Consider another tactic. With the Nintendo Switch, Xbox One, and PS4 in full swing (though the latter two are making way for their successors: the Xbox Series X and PS5), the Wii U, PS3, and Xbox 360 have made their way into the last generation of consoles. There are plenty of rare games for these systems that collectors are trying to get their hands on now that they’re harder to find. Some of these are priced at GameStop below their actual value. It’s time to take advantage of your Power Up Rewards Pro memberships. You can help people fill in their collections, and be compensated for your finders fee.
Expand your flipping horizons!
In the past few years, I’ve refined this strategy a bit more. I’ve found decent deals at local antique malls, used book store, and the occasional yard or moving sale. I’ve picked up games for a buck or two, and done one of two things: sell them online, or take them to a local game shop. Mrs. Tightwad Gamer found 50 PS3 games for $50 from a colleague who was moving out of town. I hung onto a few, played them, and traded the rest to my local store. The end result: $50 spent amounted to $120 in store credit. We helped a friend lighten their load for a cross-country move. I played some games and made some trades. Lovely!
Also, occasionally scout around for a deal. Seriously. The best deals I’ve had were local finds I later sold online. I found an old antique oak flower seed box in a booth at a local antique mall. It looked old, but the wood and metal clasp looked to be in great shape. The booth had 25% sale. I bought it for $5.75, not knowing if it was worth anything. I found later these seeds boxes are particularly sought after by collectors, made in the late 1800’s and into the 1920’s. They regularly sell anywhere from $40 to $75. The one I found didn’t appear in completed/sold auctions, so I listed it for $40. The auction ended at $135.49. Unbelievable.
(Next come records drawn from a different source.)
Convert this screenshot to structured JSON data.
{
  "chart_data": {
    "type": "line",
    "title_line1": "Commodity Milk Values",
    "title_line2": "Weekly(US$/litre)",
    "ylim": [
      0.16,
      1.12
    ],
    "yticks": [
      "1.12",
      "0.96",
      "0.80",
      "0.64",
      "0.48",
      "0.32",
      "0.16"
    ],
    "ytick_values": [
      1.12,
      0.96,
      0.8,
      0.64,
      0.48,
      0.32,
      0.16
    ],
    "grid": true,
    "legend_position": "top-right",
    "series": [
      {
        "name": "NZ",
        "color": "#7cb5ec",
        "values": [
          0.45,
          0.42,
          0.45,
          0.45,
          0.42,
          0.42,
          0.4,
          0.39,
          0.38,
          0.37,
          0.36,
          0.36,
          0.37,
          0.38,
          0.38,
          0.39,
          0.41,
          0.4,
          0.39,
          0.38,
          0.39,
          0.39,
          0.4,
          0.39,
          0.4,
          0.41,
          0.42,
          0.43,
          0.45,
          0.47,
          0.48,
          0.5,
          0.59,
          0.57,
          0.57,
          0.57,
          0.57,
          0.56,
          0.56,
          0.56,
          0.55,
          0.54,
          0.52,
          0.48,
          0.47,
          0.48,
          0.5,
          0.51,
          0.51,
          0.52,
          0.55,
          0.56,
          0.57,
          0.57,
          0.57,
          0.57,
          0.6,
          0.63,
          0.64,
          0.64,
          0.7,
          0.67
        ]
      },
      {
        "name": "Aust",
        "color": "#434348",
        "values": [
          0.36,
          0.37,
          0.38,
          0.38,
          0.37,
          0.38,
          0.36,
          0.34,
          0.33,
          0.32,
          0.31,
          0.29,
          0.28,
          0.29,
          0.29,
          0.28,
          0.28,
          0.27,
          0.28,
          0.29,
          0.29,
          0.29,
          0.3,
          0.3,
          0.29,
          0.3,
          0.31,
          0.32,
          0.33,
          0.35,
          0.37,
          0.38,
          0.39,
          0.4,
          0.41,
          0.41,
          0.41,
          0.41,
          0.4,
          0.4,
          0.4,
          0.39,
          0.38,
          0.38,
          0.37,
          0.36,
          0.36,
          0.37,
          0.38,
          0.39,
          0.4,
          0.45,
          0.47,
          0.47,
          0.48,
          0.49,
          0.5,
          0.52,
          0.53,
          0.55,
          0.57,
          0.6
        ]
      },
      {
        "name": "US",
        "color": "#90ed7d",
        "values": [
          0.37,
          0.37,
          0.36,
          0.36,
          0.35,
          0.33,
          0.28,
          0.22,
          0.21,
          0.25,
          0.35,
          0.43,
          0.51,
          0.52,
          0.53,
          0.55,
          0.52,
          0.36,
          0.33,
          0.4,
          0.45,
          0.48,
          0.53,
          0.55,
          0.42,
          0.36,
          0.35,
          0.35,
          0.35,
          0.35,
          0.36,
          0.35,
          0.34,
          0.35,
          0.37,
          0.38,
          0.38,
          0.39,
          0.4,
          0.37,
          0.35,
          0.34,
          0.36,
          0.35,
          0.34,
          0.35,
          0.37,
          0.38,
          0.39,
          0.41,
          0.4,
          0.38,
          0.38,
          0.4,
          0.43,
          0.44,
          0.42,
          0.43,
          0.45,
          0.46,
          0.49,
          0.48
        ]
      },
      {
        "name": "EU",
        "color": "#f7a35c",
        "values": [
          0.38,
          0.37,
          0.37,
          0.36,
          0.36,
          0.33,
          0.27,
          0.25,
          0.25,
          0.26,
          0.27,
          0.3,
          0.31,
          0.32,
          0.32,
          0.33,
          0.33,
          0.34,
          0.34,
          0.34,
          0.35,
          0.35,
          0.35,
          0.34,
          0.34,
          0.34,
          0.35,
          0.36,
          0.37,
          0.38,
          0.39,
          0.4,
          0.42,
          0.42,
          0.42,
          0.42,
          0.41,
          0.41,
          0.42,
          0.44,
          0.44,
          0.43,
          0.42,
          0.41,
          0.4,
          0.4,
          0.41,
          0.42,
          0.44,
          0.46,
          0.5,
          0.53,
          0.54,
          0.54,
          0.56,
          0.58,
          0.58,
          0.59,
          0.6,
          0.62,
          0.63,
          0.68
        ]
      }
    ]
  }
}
I found a copy of Brave Fencer Musashi for PlayStation 1, sealed at a local book store. After trading in some old books and CDs, and using a coupon, I bought it for $30. I sold it for $200. I netted $135 in profit. The deals are out there, sometimes it does boil down to luck.
The point from these three stories: always keep your eyes peeled for a deal. If you’re patient, you’ll find a great treasure that can net you some cash!
Keep it reasonable. Keep your dignity.
Don’t rip off the folks hosting the yard sale. If someone’s got something particularly valuable and it’s priced pretty low, let them know what they have. Be honest about it. Buy the whole lot (if there is one). Offer a few extra dollars if they change their price. Make it so that the seller and you, the buyer, gets a fair deal. Buying things at yard sales and moving sales helps clear space in someone’s house, so be polite, fair, and move along. Bottom line, be respectful about it all.
Manage your time well. If you’re always on the hunt, it’s more likely you’ll burn out or feel compelled to make an impulsive, costly purchase. Watch out for decision fatigue. If you’re spending every single weekend hunting, you’re burning time, money, and energy. Can it take away some of your enjoyment? I think so. So, when I run errands, I relax, suspend my expectations and enjoy the random drop-in to my local store. I’ve been more surprised and grateful over what pops up along the way. That, and making time to play what I already have.
If I had to share a final thought, stick to your budget. I’ve felt the urge to splurge after netting some deals, but fight that impulse. Thanks for reading. Do you have any tips and tricks to your hobby-related purchases? I’d love to hear what works for you.